Interior lobby of the Lyndon B Johnson Presidential Library and Museum
The university's seven museums and seventeen libraries hold over nine million volumes, making it the seventh-largest academic library in the country.[48] The holdings of the university's Harry Ransom Humanities Research Center include one of only 21 remaining complete copies of the Gutenberg Bible and the first permanent photograph, View from the Window at Le Gras, taken by Nicéphore Niépce.[49] The newest museum, the 155,000-square-foot (14,400 m2) Blanton Museum of Art, is the largest university art museum in the United States and hosts approximately 17,000 works from Europe, the United States, and Latin America.[50][51]
The University of Texas at Austin has an extensive underground tunnel system that links the buildings on campus. Constructed in the 1930s under the supervision of creator Carl Eckhardt, then head of the physical plant, the tunnels have grown along with the university campus. They measure approximately six miles in length.[52][53] The tunnel system is used for communications and utility service. It is closed to the public and guarded by silent alarms. Since the late 1940s, the university has generated its own electricity. Today its natural gas cogeneration plant has a capacity of 123 MW. The university also operates a TRIGA nuclear reactor at the J. J. Pickle Research Campus.[54][54][55]

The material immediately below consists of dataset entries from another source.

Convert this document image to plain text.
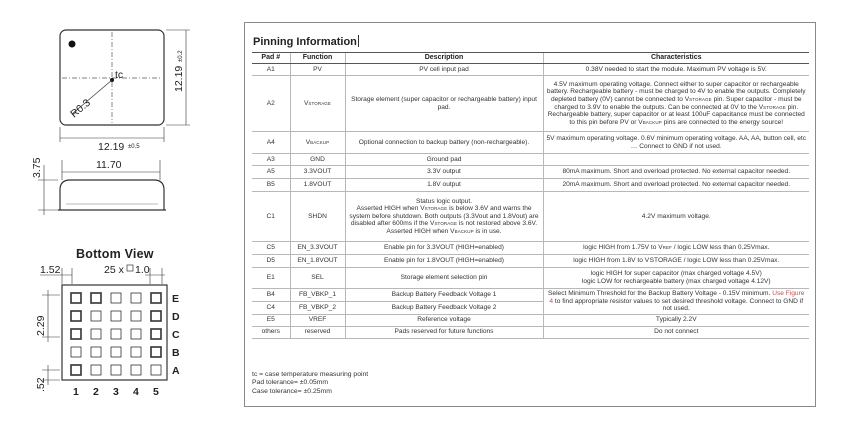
tc
R0.3
12.19 ±0.5
12.19
±0.2
11.70
3.75
1.52	25 x 1.0
2.29
.52
E
D
C
B
A
1 2 3 4 5
Bottom View
Pinning Information
Pad #	Function	Description	Characteristics
A1	PV	PV cell input pad	0.38V needed to start the module. Maximum PV voltage is 5V.
A2	VSTORAGE	Storage element (super capacitor or rechargeable battery) input pad.	4.5V maximum operating voltage. Connect either to super capacitor or rechargeable battery. Rechargeable battery - must be charged to 4V to enable the outputs. Completely depleted battery (0V) cannot be connected to VSTORAGE pin. Super capacitor - must be charged to 3.9V to enable the outputs. Can be connected at 0V to the VSTORAGE pin. Rechargeable battery, super capacitor or at least 100uF capacitance must be connected to this pin before PV or VBACKUP pins are connected to the energy source!
A4	VBACKUP	Optional connection to backup battery (non-rechargeable).	5V maximum operating voltage. 0.6V minimum operating voltage. AA, AA, button cell, etc … Connect to GND if not used.
A3	GND	Ground pad	
A5	3.3VOUT	3.3V output	80mA maximum. Short and overload protected. No external capacitor needed.
B5	1.8VOUT	1.8V output	20mA maximum. Short and overload protected. No external capacitor needed.
C1	SHDN	Status logic output.
Asserted HIGH when VSTORAGE is below 3.6V and warns the system before shutdown. Both outputs (3.3Vout and 1.8Vout) are disabled after 600ms if the VSTORAGE is not restored above 3.6V. Asserted HIGH when VBACKUP is in use.	4.2V maximum voltage.
C5	EN_3.3VOUT	Enable pin for 3.3VOUT (HIGH=enabled)	logic HIGH from 1.75V to VREF / logic LOW less than 0.25Vmax.
D5	EN_1.8VOUT	Enable pin for 1.8VOUT (HIGH=enabled)	logic HIGH from 1.8V to V STORAGE / logic LOW less than 0.25Vmax.
E1	SEL	Storage element selection pin	logic HIGH for super capacitor (max charged voltage 4.5V)
logic LOW for rechargeable battery (max charged voltage 4.12V)
B4	FB_VBKP_1	Backup Battery Feedback Voltage 1	Select Minimum Threshold for the Backup Battery Voltage - 0.15V minimum. Use Figure 4 to find appropriate resistor values to set desired threshold voltage. Connect to GND if not used.
C4	FB_VBKP_2	Backup Battery Feedback Voltage 2	
E5	VREF	Reference voltage	Typically 2.2V
others	reserved	Pads reserved for future functions	Do not connect
tc = case temperature measuring point
Pad tolerance= ±0.05mm
Case tolerance= ±0.25mm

The university continues to expand its facilities on campus. In 2010, the university opened the state-of-the-art Norman Hackerman building (on the site of the former Experimental Sciences Building) housing chemistry and biology research and teaching laboratories. In 2010, the university broke ground on the $120 million Bill & Melinda Gates Computer Science Complex and Dell Computer Science Hall and the $51 million Belo Center for New Media, both of which are now complete.[56][57] The new LEED gold-certified, 110,000-square-foot (10,000 m2) Student Activity Center (SAC) opened in January 2011, housing study rooms, lounges and food vendors. The SAC was constructed as a result of a student referendum passed in 2006 which raised student fees by $65 per semester.[58] In 2012, the Moody Foundation awarded the College of Communication $50 million, the largest endowment any communication college has received, so naming it the Moody College of Communication.
The university operates two public radio stations, KUT with news and information, and KUTX with music, via local FM broadcasts as well as live streaming audio over the Internet. The university uses Capital Metro to provide bus transportation for students around the campus and throughout Austin.